In this article..
Get the latest server software
Install your website
Secure the defaults
Disable directory listings
Disable raw error reporting
Secure the configuration files
Review log files
KISS to be secure
Get the latest versions of the software that will be required to host your website. Most web servers like Apache and database servers like MySql have vulnerabilities that are reported. The latest versions of these software will usually have fixes implemented for these vulnerabilities. Over time, as more vulnerabilities are reported, you can apply patches.
Install the files that make up your website or application. This may seem obvious. But what I mean is “install only the files that make up your website or application”. In all the years that I have performed vulnerability assessments and penetration tests, I have seen so many sites that have files that are not required. These may be backups for files that were modified over time or files that are not in use anymore. One client had almost 300 jsp files that were obsolete and not used anymore. Entire directories had to be pruned because they were not necessary anymore. These files may provide enough information to an attacker to be able to launch successful attacks.
If you use Oracle for instance, it installs over 200 default accounts.

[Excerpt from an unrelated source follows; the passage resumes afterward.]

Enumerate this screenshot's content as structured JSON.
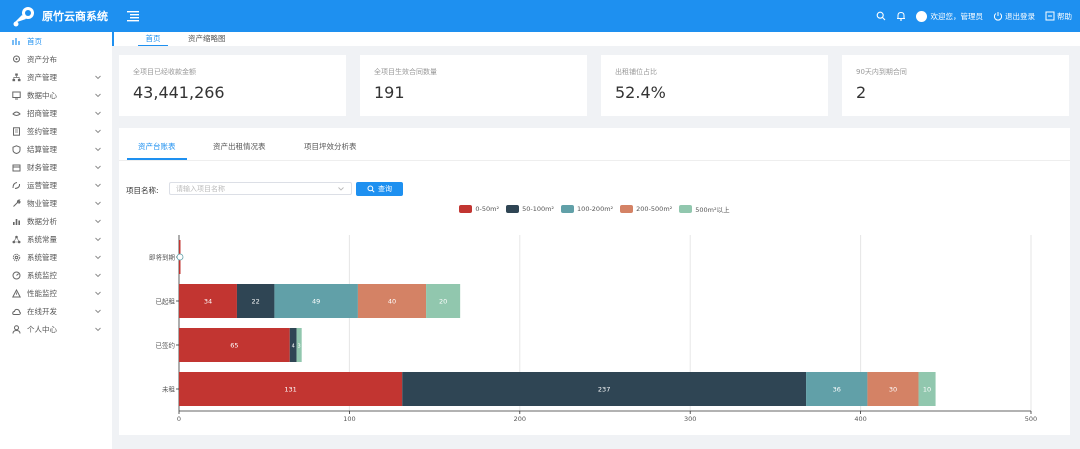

These include accounts that are required for Oracle Financials, even though you may not actually use them or not even have bought that package. Remove any default accounts or change the passwords for these accounts. Set a password for every account that you retain. Some default accounts have no password set for them.
If your server allows directlry listings and there is no default page specified, when a visitor types in the name of the directory in the web browser, all the files in that directory are listed. For example, a visitor can type
This can reveal information that you may not want an attacker to know. For example, if you have a backup file (see step 2 above), then anyone can simply click on that file to get it and analyze information or code in that file. The same goes for log files and config files. One thing you can do is to create an empty file and name it index.html (or whatever is the default page for your web server) and place it in all the directories that do not already have a default page. This will ensure that visitors see an empty page whenever they type the name of a directory without a file name.
Error messages are very good sources of information for someone looking to attack your website. Raw error messages can contain information such as your file paths, database server information, table structure, etc. These should not be shown to visitors to your website. If an error happens, you should log the error and provide a generic error message to the visitor. A generic error message would look like this:
An error occurred. Please contact the website administrator
You can set up custom error pages on most servers and platforms.
After you install your website, make sure that you are not able to download your configuration files. You can do this by opening your web browser and typing in the exact url for the configuration files. These files usually contain sensitive information such as database connection strings that can fall into the wrong hands.
Log files will contain all the requests that users make to the web server. They can provide you with an idea of which pages people are using. They can also provide indications of attacks or hacks. If the website has been breached and someone has places malicious pages on your server, the server logs will record requests to these files. Regular review may help you minimize the impact of a successful attack.
The most important thing to remember is to KISS (Keep It Simple, Stupid). This is a concept that does not seem to have many followers. Everyone wants all the bells and whistles. But you have to keep the website as simple as possible. Remember, the more functionality you add, the bigger the attack surface becomes. There are more places and more ways the website can be attacked. Do not add functionality just because it looks cool.
These are just some steps that you can take to secure your website. Depending on the platform and programming language, you may have to do other things.